Arc browser, mostly for the keyboard-driven model — tabs, spaces, and search all from the command palette once you get used to it. Tailscale is the VPN back to the lab; I don't run a country-changing VPN. KeePassXC is the local password store, used hardest for its auto-type feature against client VDIs that block cross-host copy-paste.

Hardware

On the desk

  • MacBook Pro M4 Pro 16″ — 48 GB RAM, 1 TB SSD. The work machine.
  • Gigabyte M27Q 4K · 165 Hz external monitor — DisplayPort over USB-C from the MacBook, HDMI from the gaming PC. One screen, two inputs.
  • Logitech G915 keyboard — silent low-profile switches; 2.4 GHz to the PC, Bluetooth to the Mac.
  • Razer Cobra Pro V3 mouse — same dual-band trick, 2.4 GHz to the PC, Bluetooth to the Mac.
  • Astro A50 X headset — primary audio.
  • Sony WH-1000XM5 — outdoor headphones.

Gaming + VR

  • Gaming PC — Intel i9-14900K · 64 GB RAM · 4 TB NVMe SSD · NVIDIA RTX 5080.
  • Meta Quest 3 · 512 GB — VR headset.
  • 4 Xbox controllers in black, white, red, and pink. Matching set of 4 Wii controllers in the same four colors.

In the rack

  • Proxmox host — Intel i9, 64 GB RAM, 2 TB SSD. Carries the K3s control-plane VM and a second worker VM.
  • Bare-metal workers · 4 nodes — ~50 GB RAM and ~32 vCPU total across the four, 2 TB SSD pooled.
  • TP-Link SG108E — managed 8-port gigabit switch.
  • CyberPower CP1500PFCLCD UPS — 1500 VA / 1000 W. Backs both the gaming PC and the rack.

Things I tried and dropped

Tools and platforms I gave a real shot and stopped using. Naming what didn't work is more useful than another list of what does.

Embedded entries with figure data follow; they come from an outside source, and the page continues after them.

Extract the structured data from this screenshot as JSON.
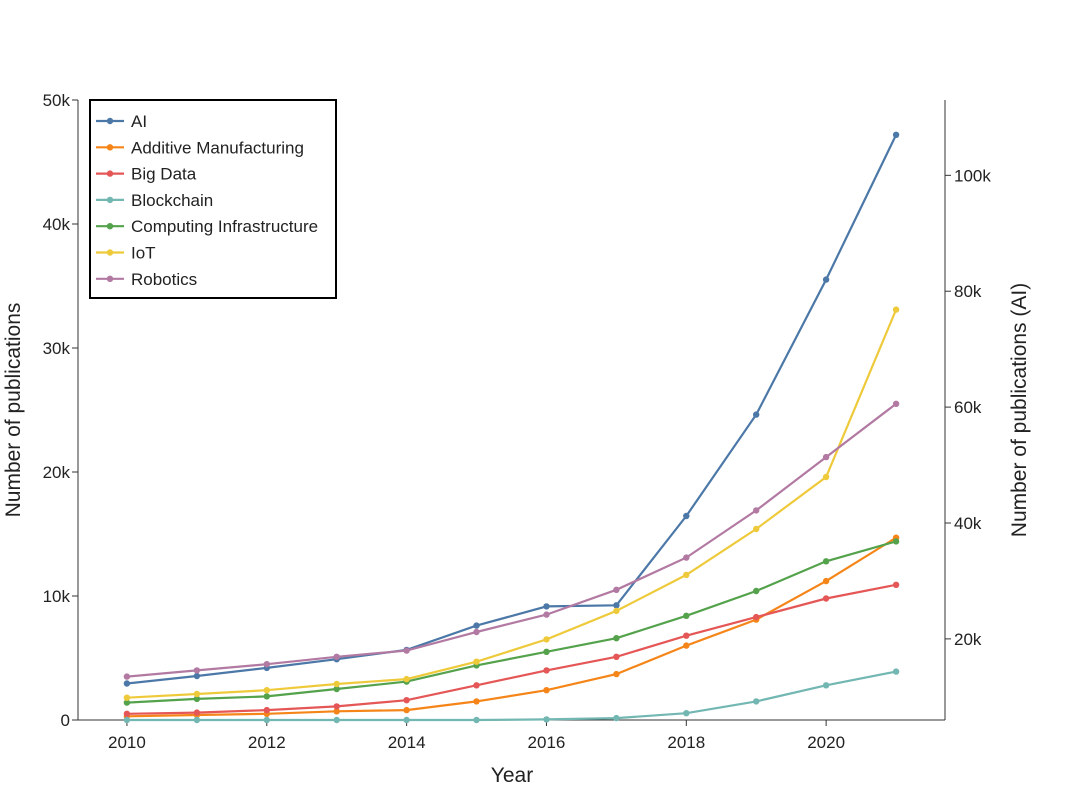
{
  "chart_data": {
    "type": "line",
    "xlabel": "Year",
    "ylabel": "Number of publications",
    "y2label": "Number of publications (AI)",
    "x": [
      2010,
      2011,
      2012,
      2013,
      2014,
      2015,
      2016,
      2017,
      2018,
      2019,
      2020,
      2021
    ],
    "x_ticks": [
      "2010",
      "2012",
      "2014",
      "2016",
      "2018",
      "2020"
    ],
    "x_range": [
      2009.3,
      2021.7
    ],
    "ylim": [
      0,
      50000
    ],
    "y_ticks": [
      "0",
      "10k",
      "20k",
      "30k",
      "40k",
      "50k"
    ],
    "y2lim": [
      6000,
      113000
    ],
    "y2_ticks": [
      "20k",
      "40k",
      "60k",
      "80k",
      "100k"
    ],
    "grid": false,
    "legend_position": "top-left",
    "series": [
      {
        "name": "AI",
        "axis": "right",
        "color": "#4c78a8",
        "values": [
          12300,
          13600,
          15000,
          16500,
          18100,
          22300,
          25600,
          25800,
          41200,
          58700,
          82000,
          107000
        ]
      },
      {
        "name": "Additive Manufacturing",
        "axis": "left",
        "color": "#f58518",
        "values": [
          300,
          400,
          500,
          700,
          800,
          1500,
          2400,
          3700,
          6000,
          8100,
          11200,
          14700
        ]
      },
      {
        "name": "Big Data",
        "axis": "left",
        "color": "#e45756",
        "values": [
          500,
          600,
          800,
          1100,
          1600,
          2800,
          4000,
          5100,
          6800,
          8300,
          9800,
          10900
        ]
      },
      {
        "name": "Blockchain",
        "axis": "left",
        "color": "#72b7b2",
        "values": [
          0,
          0,
          0,
          0,
          0,
          0,
          50,
          150,
          550,
          1500,
          2800,
          3900
        ]
      },
      {
        "name": "Computing Infrastructure",
        "axis": "left",
        "color": "#54a24b",
        "values": [
          1400,
          1700,
          1900,
          2500,
          3100,
          4400,
          5500,
          6600,
          8400,
          10400,
          12800,
          14400
        ]
      },
      {
        "name": "IoT",
        "axis": "left",
        "color": "#eeca3b",
        "values": [
          1800,
          2100,
          2400,
          2900,
          3300,
          4700,
          6500,
          8800,
          11700,
          15400,
          19600,
          33100
        ]
      },
      {
        "name": "Robotics",
        "axis": "left",
        "color": "#b279a2",
        "values": [
          3500,
          4000,
          4500,
          5100,
          5600,
          7100,
          8500,
          10500,
          13100,
          16900,
          21200,
          25500
        ]
      }
    ]
  }
}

  • GPT Codex — Too slow for my loop, and predictable for coding tasks — doesn't go beyond what I asked or surprise me usefully. The new image generation model is genuinely nice; when I need it I borrow a partner's subscription. I no longer pay for it myself.
  • Neovim — I gave it a real shot. Plugin management for the AI integration and auto-completion I want every day was more overhead than I was willing to carry against editors I already know. I see the potential clearly. It's just not for me.
  • Google Antigravity · Kiro Code · Windsurf — Tried all three. Cursor still wins on polish and habit. I'm not religious about the editor — if something genuinely raises the bar I'll switch — these three didn't.